• # La vraie question

    Posté par (site web personnel) . En réponse au journal Non à la privatisation du domaine public par la Bibliothèque nationale de France !. Évalué à 7.

    La vraie question est réellement : la numérisation d’œuvres du domaine public produit-elle une œuvre qui est elle-même du domaine public ?

    La position de Wikimédia sur la question est claire :

    Pour le dire sans détours, la position de la fondation Wikimedia a toujours été que les représentations fidèles des œuvres d'art du domaine public en deux dimensions sont dans le domaine public et les exigences contraires sont une attaque contre le concept même de domaine public.

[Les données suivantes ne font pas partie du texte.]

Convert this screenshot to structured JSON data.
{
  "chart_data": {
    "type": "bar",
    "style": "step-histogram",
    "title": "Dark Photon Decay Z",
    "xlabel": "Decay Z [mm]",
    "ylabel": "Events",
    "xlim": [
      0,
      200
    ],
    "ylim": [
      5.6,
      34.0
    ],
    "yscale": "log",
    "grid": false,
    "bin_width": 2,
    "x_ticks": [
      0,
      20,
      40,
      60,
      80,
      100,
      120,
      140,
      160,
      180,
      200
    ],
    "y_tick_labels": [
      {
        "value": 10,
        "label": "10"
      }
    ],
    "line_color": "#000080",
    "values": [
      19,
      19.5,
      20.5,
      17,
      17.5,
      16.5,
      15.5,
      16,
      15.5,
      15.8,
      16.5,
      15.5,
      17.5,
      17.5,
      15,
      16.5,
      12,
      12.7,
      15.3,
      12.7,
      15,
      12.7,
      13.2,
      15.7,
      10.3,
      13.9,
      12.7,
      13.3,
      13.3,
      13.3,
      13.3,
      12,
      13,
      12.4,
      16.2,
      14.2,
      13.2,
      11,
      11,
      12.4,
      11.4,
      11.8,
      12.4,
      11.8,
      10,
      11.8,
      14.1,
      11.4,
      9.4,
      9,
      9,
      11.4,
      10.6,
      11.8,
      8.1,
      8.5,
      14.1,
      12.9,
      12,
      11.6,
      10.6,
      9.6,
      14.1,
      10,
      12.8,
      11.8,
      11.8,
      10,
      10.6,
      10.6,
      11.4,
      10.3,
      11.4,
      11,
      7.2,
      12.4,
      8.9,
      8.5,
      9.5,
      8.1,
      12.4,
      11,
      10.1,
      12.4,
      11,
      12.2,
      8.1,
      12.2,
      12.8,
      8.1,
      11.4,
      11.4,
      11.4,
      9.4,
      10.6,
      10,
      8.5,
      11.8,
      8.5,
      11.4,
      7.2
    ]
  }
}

    On remarque que ceci ne s'applique pas aux œuvres en 3D. C'est compréhensible : la reproduction en 2D d'un objet 2D n'apporte et ne retire rien, alors que la reproduction 2D d'un objet 3D peut faire entrer une part de créativité de l'auteur de la photo, et constituer ainsi une nouvelle oeuvre.

    La position du comité des sages va dans ce sens, en posant une petite limite :

    Public domain material digitised with public money should be freely available for non-commercial re-use by citizens, schools, universities, non-governmental and other organisations.
    […]
    The Comité also recommends that cultural institutions make their digitised material available as widely as possible for commercial entities to build upon.
    […]
    Cultural institutions can, however, ask private companies to pay for the commercial re-use of the material, in order to recoup the digitisation costs and finance further digitisation.

    Le comité des sages, groupe de réflexion sur la réponse européenne à Google Books et à l'origine d'Europeana, la bibliothèque numérique européenne, considère donc qu'il n'est pas extraordinaire de faire payer l'accès aux œuvres du domaine public si la réutilisation se fait à des fins commerciales. On peut comprendre la volonté de rembourser le coût de la numérisation, mais cela est censé se faire dans le cadre de l'accès pour tous aux œuvres numérisées.

    Et la loi, qu'est-ce qu'elle dit ? Je serai d'avis de dire que la numérisation d'une œuvre tombe dans le droit voisin puisque c'est une reproduction, une fixation sur un autre support. Il faudrait alors trouver la première reproduction, et si elle date de plus de 50 ans, les droits voisins sont expirés.